月猫ツーリスト雑記帳

かわいいものを求めて西へ東へ右往左往の記録

ザ・ベスト・オブ・「ザ・ベスト・オブ・山種コレクション」

11月中旬から開催されている、山種美術館の「ザ・ベスト・オブ・山種コレクション」。山種美術館の創立45周年を記念して山種美術館の収蔵品の中から、特に著名なものを90点あまり、前後期に分けて展示しています。
当然、どれも良い作品なのですが、その中から無理やりベスト10作品を選んでみました。いかに、各作品の感想を書いてみます。なお、順番は前期後期関係なく、図録の掲載順です。

岩佐又兵衛「官女観菊図」
山種にある作品では、最も古い時期の作品。牛車から顔を出しているのは六条御息所と娘の斎宮という説もあるそうですが、斎宮にしては妙齢過ぎないかと……。模様や草花の細かさが、岩佐さんだなぁと思う作品です。
酒井抱一「飛雪白鷺図」
酒井抱一の晩年の作品。多分、12ヶ月屏風の一部ではないかというものです。飛んでいる鷺と地表の鷺がアイコンタクトをしているようで、微笑ましい感じです。
竹内栖鳳「班猫」
毛づくろいをしながら後ろを見る猫さん、きっとこの後は後ろにいる人間(この絵を見ている人)のことは無視して、好きな方向に歩いて行くのでしょうなぁ。そんな勝手な猫の様子が見えてきます。
上村松園「蛍」
蛍を見かけて、ふと動きを止める女性、という空気感が素敵な作品。あと、大正期の上村松園が描く女性の顔って、なんとも若々しくて好きなんです。
松岡映丘「春光春衣」
松岡映丘の描く現代の大和絵はどれも好きですが、この絵は特に、そのサイズもあって圧倒されます。十二単のかき分けとか、素敵よね。そういえば前期はこの絵の前で足を止めている人が多かったような気が。
小野竹喬「沖の灯」
竹喬さんの茜色は吸い込まれるような煌きがあると思っているのです。この絵では、上の方の夕日があたっての茜色と、下の方の夕日があまりあたってない船の茜色が描き分けられていて、実際の色をよく見ているなぁと。
奥村土牛「醍醐」
実際に醍醐寺に行くと、こんな桜が確かにあります。でも今じゃ混んでいて絵を描くことは無理かもしれませんが。それにしてもこの桜の淡いピンクが、上品で素敵だと思います。
山口蓬春「梅雨晴」
蓬春らしい青と緑の色がすてきだと思う紫陽花です。なんか蓬春のパリッとした色を見ていると、不思議と落ち着いてきます。
速水御舟「百舌鳥巣」
あえて、炎舞でなくこちらを選んだり。だってこの百舌鳥の目が可愛いんですもの。
東山魁夷「秋彩」
京都の四季を描いた4枚の作品のうちの1枚。実際に嵐山の紅葉はこんな感じですね。せっかくなので、嵐山の紅葉の写真を1枚……。写真よりも東山魁夷のほうが京都の紅葉らしいのは癪ですが。
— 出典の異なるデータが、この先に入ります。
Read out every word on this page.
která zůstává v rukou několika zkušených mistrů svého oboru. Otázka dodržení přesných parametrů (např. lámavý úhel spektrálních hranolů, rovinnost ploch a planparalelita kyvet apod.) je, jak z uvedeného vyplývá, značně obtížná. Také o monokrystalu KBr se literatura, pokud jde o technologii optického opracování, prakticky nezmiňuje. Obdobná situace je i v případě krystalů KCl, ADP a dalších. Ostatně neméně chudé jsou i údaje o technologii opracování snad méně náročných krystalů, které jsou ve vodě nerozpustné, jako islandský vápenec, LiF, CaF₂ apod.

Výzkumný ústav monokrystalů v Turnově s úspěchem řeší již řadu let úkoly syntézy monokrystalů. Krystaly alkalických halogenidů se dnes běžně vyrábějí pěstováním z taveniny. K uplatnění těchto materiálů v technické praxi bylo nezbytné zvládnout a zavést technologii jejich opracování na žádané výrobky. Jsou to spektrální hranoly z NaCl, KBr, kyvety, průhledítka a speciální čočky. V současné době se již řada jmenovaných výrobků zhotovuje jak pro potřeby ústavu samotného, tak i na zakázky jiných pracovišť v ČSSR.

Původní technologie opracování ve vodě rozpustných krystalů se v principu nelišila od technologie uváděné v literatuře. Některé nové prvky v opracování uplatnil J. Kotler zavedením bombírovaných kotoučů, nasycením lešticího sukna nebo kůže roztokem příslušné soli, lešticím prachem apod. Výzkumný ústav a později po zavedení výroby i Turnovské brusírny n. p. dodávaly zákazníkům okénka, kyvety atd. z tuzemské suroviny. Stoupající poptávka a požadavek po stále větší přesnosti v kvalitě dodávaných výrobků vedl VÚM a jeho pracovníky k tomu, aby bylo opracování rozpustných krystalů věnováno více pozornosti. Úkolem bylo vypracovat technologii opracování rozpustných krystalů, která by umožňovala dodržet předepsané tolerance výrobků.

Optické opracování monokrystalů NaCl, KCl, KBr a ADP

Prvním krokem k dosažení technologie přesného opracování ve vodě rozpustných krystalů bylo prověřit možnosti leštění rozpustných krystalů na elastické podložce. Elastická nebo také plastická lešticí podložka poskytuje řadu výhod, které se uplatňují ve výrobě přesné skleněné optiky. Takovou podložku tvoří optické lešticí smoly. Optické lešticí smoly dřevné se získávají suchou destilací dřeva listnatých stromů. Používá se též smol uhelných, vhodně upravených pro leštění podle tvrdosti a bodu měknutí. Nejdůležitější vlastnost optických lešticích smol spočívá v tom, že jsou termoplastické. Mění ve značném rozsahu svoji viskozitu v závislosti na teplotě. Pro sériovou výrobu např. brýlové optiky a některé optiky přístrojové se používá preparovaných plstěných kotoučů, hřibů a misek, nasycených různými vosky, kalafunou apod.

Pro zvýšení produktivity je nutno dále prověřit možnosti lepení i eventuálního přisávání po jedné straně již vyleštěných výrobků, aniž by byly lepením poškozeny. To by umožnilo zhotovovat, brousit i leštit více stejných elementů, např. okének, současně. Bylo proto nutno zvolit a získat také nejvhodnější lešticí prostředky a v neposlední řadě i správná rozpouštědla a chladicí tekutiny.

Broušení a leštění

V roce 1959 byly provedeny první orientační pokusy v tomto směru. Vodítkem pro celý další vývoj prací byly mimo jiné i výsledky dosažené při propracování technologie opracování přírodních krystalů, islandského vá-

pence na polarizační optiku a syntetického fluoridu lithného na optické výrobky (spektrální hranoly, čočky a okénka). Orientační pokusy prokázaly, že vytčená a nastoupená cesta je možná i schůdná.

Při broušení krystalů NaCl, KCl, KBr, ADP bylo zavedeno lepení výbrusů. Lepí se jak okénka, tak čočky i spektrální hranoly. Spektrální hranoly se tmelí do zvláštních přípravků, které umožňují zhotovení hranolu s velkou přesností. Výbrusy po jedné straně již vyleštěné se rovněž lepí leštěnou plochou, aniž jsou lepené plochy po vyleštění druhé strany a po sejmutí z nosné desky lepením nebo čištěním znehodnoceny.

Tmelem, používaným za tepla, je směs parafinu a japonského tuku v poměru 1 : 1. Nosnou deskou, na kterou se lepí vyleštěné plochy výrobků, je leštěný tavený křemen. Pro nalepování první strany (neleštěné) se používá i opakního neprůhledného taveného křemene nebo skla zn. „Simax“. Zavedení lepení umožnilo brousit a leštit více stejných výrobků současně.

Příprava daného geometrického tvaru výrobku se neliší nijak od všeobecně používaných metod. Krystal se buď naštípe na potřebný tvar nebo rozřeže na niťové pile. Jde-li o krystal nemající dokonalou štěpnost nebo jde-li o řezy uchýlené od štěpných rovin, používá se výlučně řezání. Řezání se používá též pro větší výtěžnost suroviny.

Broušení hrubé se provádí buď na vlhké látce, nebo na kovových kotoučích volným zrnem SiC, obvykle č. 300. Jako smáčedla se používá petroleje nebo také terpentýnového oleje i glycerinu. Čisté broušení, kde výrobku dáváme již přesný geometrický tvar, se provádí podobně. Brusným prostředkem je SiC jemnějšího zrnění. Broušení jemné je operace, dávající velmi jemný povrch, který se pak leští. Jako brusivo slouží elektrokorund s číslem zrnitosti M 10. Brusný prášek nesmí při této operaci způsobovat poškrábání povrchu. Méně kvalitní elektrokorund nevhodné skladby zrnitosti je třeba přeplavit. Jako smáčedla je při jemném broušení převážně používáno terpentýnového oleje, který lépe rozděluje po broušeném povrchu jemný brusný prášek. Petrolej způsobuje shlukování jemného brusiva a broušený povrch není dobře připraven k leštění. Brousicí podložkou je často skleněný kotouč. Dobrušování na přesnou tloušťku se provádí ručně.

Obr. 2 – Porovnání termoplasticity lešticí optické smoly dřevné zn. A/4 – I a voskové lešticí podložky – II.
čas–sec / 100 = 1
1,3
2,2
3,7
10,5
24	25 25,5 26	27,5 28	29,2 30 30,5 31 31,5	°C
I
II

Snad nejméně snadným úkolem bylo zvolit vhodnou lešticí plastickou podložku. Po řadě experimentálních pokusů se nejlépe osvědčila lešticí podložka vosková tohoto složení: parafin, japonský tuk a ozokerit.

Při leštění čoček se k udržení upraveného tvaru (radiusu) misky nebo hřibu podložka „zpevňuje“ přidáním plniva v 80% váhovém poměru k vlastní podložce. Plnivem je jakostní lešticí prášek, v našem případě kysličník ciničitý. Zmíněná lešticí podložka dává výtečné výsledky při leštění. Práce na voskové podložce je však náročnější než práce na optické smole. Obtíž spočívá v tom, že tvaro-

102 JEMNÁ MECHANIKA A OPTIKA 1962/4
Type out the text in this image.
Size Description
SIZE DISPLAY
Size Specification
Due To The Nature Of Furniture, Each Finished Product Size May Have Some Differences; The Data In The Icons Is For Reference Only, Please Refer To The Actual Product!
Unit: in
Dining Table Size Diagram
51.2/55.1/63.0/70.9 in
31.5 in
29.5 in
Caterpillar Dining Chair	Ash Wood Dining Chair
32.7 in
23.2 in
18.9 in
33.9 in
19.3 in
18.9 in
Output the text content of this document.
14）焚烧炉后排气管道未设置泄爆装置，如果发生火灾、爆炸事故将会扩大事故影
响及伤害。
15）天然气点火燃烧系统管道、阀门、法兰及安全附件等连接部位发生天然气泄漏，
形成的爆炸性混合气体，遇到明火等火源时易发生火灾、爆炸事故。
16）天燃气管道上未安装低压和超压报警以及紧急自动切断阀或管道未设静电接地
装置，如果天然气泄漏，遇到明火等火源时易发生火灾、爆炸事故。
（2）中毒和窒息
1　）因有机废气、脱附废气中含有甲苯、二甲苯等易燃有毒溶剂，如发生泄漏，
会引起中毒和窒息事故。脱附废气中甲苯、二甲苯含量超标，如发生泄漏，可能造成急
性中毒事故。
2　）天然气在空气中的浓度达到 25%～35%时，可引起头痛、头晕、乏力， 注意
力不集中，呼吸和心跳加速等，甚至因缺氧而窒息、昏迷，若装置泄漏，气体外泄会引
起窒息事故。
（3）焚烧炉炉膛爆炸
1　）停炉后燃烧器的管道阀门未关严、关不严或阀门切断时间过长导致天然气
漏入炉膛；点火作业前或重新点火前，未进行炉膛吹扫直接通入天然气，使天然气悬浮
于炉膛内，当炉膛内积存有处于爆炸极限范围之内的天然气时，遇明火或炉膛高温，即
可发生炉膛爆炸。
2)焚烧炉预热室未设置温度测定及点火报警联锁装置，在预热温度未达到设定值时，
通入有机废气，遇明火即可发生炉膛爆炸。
ちなみに、ベスト10には入らなかったけど、最終選考まで残っていたのは、速水御舟の「炎舞」や、川合玉堂、上村松篁、平山郁夫など。本当に10作品まで絞り込むのが大変でした。
この「ザ・ベスト・オブ・山種コレクション」の図録には山種美術館にゆかりのある専門家の方々がベスト3を選んでいるのですが、翌3つまで絞り込むことができたなと、感心しきりでございます……。